About the job
The Sponsored Products and Brands (SPB) team at Amazon Ads is re-imagining the advertising landscape through state-of-the-art generative AI technologies, revolutionizing how millions of customers discover products and engage with brands across Amazon.com and beyond. We are at the forefront of re-inventing advertising experiences, bridging human creativity with artificial intelligence to transform every aspect of the advertising lifecycle from ad creation and optimization to performance analysis and customer insights. We are a passionate group of innovators dedicated to developing responsible and intelligent AI technologies that balance the needs of advertisers, enhance the shopping experience, and strengthen the marketplace. If you're energized by solving complex challenges and pushing the boundaries of what's possible with AI, join us in shaping the future of advertising.
Responsibilities
- Contribute to the design and development of GenAI, deep learning, multi-objective optimization and/or reinforcement learning empowered solutions to transform ad retrieval, auctions, whole-page relevance, and/or bespoke shopping experiences.
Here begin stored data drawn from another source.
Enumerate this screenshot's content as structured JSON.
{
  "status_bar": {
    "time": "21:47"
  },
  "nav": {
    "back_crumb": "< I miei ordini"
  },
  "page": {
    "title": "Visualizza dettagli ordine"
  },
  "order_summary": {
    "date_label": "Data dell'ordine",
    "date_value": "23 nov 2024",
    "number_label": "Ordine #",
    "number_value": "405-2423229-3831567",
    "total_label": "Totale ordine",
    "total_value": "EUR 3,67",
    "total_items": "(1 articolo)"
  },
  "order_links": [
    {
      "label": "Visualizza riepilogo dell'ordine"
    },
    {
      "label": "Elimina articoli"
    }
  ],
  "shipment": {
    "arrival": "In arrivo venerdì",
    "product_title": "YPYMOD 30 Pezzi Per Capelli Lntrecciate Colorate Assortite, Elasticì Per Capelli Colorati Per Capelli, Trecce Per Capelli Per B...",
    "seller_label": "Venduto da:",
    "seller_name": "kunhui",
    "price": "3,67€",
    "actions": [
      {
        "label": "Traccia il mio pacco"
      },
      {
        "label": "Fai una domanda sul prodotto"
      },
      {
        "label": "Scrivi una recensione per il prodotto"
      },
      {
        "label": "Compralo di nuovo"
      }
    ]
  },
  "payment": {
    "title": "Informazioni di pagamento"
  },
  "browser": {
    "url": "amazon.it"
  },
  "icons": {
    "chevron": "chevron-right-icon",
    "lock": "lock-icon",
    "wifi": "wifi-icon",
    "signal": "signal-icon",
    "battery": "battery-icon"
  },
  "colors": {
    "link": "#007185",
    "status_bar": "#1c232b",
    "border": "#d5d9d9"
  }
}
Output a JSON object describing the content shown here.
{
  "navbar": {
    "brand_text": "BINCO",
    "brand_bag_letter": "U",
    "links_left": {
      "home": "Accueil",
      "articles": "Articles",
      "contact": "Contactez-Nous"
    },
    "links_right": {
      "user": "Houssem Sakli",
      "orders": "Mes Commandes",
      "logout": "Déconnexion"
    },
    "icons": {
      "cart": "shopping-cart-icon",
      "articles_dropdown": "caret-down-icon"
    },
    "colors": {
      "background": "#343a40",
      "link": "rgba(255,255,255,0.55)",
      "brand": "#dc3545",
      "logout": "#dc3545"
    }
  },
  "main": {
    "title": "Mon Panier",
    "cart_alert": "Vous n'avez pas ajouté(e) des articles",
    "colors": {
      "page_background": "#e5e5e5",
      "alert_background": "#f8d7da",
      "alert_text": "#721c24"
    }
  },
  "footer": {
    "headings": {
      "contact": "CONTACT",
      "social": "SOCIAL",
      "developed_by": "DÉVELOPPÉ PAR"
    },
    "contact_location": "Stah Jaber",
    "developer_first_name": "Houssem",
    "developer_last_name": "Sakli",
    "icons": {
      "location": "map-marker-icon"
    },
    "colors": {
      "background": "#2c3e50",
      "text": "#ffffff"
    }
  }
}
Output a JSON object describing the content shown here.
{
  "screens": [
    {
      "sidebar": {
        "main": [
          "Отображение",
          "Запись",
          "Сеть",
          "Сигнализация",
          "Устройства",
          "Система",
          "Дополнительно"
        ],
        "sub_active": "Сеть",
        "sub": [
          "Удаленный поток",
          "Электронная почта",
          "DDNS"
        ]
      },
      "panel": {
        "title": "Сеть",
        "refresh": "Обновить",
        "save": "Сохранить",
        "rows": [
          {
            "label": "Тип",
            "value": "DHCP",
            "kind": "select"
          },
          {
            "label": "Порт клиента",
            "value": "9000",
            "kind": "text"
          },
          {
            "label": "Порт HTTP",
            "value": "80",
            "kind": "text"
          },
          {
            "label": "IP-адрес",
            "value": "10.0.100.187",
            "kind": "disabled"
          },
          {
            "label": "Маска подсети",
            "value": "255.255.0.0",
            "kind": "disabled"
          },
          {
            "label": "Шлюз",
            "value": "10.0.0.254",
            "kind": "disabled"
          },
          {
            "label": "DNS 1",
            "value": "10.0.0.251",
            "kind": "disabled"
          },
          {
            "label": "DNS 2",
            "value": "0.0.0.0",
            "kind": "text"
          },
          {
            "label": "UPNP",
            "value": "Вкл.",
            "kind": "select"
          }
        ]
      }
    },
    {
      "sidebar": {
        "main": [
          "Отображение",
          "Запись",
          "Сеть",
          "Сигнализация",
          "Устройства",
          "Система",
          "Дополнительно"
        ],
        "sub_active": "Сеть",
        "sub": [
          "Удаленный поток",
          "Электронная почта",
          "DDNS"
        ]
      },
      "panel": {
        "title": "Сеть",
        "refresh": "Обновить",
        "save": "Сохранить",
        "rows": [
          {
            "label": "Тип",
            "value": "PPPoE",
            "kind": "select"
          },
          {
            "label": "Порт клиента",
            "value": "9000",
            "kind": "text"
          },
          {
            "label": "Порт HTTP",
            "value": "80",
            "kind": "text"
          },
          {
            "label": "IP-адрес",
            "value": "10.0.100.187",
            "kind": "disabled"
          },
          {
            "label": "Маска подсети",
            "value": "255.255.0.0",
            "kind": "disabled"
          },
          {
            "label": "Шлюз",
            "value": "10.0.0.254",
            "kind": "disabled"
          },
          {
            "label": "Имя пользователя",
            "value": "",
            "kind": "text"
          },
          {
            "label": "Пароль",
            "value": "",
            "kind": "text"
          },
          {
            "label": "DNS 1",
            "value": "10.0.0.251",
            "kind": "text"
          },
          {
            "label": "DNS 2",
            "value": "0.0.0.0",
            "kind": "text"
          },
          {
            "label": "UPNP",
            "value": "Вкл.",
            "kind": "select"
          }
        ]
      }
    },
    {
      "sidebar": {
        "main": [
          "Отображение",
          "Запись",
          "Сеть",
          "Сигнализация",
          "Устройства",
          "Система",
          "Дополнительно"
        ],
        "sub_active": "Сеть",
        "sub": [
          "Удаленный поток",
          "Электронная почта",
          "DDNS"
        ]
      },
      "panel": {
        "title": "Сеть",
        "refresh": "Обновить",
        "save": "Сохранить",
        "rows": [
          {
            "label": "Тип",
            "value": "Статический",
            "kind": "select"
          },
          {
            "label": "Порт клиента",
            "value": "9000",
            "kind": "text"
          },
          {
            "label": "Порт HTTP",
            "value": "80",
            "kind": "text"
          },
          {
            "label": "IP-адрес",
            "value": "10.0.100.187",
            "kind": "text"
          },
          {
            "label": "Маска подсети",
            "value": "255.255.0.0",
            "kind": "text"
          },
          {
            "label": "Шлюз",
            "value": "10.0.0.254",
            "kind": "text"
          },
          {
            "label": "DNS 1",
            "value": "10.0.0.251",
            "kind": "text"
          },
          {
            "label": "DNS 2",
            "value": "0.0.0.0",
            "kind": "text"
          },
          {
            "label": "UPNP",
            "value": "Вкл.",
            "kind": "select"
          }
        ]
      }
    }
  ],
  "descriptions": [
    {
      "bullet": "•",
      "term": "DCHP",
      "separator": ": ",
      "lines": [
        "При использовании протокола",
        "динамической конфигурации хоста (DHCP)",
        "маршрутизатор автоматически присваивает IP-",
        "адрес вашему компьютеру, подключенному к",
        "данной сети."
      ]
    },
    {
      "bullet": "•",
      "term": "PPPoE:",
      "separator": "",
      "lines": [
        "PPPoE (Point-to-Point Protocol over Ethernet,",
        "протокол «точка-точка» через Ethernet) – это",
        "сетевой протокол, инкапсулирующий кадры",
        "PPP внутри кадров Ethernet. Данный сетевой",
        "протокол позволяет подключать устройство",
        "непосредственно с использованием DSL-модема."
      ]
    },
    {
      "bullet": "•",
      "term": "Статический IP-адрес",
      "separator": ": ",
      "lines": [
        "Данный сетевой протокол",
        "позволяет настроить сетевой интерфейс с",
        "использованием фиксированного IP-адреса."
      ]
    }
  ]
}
- Collaborate cross-functionally with other scientists, engineers, and product managers to bring scalable, production-ready science solutions to life.
- Stay abreast of industry trends in GenAI, LLMs, and related disciplines, bringing fresh and innovative concepts, ideas, and prototypes to the organization.
- Contribute to the enhancement of team’s scientific and technical rigor by identifying and implementing best-in-class algorithms, methodologies, and infrastructure that enable rapid experimentation and scaling.
- Mentor and grow junior scientists and engineers, cultivating a high-performing, collaborative, and intellectually curious team.
Qualifications
Minimum
- PhD, or Master's degree and 4+ years of CS, CE, ML or related field experience
- 3+ years of building models for business application experience
- Experience programming in Java, C++, Python or related language
- Strong foundation in GenAI, large language models, machine learning, deep learning, probabilistic modeling, and/or optimization.
- Experience developing and deploying models in real-world production environments.
Preferred
- Proven expertise in Generative AI, foundation models, LLMs, and/or fine-tuning and customization for downstream tasks.
- Hands-on experience in ads ranking, retrieval, recommendation systems, search, or personalization at web scale.
- Deep understanding of multi-modal modeling, few-shot learning, retrieval-augmented generation (RAG), or reinforcement learning from human feedback (RLHF).
- Experience with online experimentation, A/B testing frameworks, and metrics design for advertising or e-commerce.
- Demonstrated ability to communicate complex technical topics clearly to both technical and non-technical audiences.
- Experience in computational advertising, including familiarity with auction theory, ad economics, and advertiser performance metrics.